Oliver Heger updated CONFIGURATION-384:
---------------------------------------
    Fix Version/s:     (was: 2.0)
                   2.x

> ConfigurationException is a checked exception; should be unchecked
> ------------------------------------------------------------------
>
>                 Key: CONFIGURATION-384
>                 URL: https://issues.apache.org/jira/browse/CONFIGURATION-384
>             Project: Commons Configuration
>          Issue Type: Wish
>    Affects Versions: 1.6
>            Reporter: mjh
>            Priority: Minor
>             Fix For: 2.x
>
>
> There's a movement in the field to simplify Java development by using unchecked Exceptions rather than checked Exceptions. Most notably this approach has been championed by Rod Johnson (J2EE without EJB, Spring Framework) and Bruce Eckels (Thinking in Java). In the last 2 years, popular libraries like Spring Framework and Hibernate 3.0 have used unchecked exceptions.

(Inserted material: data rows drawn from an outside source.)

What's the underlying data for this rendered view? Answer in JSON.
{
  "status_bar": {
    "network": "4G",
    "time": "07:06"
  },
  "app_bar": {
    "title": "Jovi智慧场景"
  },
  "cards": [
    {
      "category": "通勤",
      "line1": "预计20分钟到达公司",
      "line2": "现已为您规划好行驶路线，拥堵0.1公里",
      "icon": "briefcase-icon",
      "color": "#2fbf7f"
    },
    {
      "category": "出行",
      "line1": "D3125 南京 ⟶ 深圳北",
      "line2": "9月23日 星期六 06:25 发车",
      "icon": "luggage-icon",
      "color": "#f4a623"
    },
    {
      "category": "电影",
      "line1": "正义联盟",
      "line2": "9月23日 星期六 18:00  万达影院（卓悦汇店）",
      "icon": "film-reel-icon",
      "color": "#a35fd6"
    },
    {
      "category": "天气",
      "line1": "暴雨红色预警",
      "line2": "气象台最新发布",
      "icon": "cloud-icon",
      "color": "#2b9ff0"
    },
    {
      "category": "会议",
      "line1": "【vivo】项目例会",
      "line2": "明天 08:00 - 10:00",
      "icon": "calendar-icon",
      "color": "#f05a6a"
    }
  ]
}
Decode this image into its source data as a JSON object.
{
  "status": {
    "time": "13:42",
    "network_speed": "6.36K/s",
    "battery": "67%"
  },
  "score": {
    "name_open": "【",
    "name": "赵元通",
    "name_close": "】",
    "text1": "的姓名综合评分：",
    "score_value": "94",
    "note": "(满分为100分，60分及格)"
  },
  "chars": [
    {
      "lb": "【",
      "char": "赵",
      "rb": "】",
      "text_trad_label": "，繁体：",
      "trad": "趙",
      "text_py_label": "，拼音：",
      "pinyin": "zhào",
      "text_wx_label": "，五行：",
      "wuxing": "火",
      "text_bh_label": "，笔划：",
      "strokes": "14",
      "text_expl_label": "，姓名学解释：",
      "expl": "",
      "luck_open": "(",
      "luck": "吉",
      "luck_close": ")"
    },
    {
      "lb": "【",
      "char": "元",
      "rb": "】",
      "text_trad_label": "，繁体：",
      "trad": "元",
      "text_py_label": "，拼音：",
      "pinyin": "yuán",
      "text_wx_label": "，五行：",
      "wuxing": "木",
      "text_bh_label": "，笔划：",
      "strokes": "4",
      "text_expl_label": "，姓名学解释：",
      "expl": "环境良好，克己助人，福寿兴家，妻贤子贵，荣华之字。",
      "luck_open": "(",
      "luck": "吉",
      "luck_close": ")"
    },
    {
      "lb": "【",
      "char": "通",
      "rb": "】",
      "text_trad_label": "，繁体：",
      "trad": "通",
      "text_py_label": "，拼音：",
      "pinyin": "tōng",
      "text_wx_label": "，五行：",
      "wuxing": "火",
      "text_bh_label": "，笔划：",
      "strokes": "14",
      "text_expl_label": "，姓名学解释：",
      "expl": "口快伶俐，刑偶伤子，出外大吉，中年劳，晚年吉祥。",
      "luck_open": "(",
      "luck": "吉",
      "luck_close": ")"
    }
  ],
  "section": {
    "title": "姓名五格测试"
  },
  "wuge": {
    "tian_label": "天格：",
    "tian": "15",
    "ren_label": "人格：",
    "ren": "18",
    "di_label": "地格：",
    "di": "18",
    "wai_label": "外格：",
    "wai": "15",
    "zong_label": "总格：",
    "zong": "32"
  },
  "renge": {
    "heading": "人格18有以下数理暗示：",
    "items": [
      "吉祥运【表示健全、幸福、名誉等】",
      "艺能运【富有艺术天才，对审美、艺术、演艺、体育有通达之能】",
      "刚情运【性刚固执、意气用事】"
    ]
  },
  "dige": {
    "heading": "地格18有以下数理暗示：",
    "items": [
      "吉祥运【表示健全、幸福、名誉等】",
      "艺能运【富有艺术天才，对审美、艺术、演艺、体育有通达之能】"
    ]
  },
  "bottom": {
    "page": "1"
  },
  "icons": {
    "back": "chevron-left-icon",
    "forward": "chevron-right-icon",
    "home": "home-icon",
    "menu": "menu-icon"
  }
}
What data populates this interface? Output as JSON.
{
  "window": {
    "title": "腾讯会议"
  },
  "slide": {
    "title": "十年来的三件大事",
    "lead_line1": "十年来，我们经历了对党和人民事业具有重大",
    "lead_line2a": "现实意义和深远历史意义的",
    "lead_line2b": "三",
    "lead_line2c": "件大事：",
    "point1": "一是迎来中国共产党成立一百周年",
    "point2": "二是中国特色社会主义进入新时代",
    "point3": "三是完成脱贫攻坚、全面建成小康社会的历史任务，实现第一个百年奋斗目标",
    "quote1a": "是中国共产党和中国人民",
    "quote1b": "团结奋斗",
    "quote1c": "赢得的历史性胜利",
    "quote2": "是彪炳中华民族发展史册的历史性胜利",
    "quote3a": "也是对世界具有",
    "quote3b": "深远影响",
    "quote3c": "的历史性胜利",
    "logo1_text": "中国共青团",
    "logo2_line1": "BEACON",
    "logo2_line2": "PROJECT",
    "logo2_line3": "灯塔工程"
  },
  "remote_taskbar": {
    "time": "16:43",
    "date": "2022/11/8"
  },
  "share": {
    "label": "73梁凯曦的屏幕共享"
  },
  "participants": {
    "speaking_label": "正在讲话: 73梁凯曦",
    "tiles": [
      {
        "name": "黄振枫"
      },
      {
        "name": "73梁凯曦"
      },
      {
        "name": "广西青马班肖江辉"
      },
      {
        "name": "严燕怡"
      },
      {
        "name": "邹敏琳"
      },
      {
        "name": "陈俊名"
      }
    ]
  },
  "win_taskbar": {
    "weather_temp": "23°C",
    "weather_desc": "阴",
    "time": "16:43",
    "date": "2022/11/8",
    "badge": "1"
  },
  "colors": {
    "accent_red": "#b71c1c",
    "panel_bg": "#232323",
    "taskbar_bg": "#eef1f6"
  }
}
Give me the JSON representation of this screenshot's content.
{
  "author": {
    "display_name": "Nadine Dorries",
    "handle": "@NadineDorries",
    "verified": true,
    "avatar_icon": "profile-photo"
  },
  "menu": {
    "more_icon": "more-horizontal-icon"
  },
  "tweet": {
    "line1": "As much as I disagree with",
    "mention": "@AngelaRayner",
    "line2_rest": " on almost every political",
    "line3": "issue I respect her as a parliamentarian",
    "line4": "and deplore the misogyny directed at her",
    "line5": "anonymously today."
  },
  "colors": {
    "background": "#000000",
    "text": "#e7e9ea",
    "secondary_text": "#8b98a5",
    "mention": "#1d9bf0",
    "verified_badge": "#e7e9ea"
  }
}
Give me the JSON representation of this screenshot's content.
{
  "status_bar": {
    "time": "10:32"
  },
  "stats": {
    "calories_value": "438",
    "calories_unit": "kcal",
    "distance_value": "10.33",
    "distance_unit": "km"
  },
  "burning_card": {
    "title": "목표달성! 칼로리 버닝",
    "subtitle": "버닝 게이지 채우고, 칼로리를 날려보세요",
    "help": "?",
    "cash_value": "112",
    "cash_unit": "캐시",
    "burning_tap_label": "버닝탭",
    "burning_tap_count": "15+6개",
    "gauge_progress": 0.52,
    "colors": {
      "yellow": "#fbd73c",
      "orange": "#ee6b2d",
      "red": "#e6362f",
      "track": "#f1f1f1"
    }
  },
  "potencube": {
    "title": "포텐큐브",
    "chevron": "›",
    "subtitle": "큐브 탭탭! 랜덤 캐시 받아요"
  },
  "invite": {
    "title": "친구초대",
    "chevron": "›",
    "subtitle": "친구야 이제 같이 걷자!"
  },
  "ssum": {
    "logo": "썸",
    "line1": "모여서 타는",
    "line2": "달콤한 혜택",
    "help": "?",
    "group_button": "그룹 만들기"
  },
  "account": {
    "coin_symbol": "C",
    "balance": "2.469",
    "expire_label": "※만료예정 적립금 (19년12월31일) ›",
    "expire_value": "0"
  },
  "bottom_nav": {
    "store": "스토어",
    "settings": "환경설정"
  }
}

> Quote from the DeveloperWorks article listed below:
> "Some exceptions are basically secondary return codes (which generally signal violation of business rules), and some are of the "something went horribly wrong" variety (such as failure to make a database connection). Johnson advocates using checked exceptions for the first category (alternative return codes), and runtime exceptions for the latter category. In the "something went horribly wrong" category, the motivation is simply to recognize the fact that no caller is going to effectively handle this exception, so it might as well get propagated all the way up the stack with the minimum of impact on the intervening code (and minimize the chance of exception swallowing)."
> I have listed this as a bug rather than an improvement as it is common for developers to simply wrap configuration sections in a try { .. } catch ( ConfigurationException ignore ) {}, which inevitably leads to buggy code further down the line.Even if the ConfigurationException is caught, it is likely to be wrapped in a RuntimeException subclass for reporting, which is also unnecessarily obtuse.
> It makes sense for this Exception to be unchecked (RuntimeException subclass) so that developers can decide whether the exception condition is worthy of catching or should be allowed to propagate as best suits their application.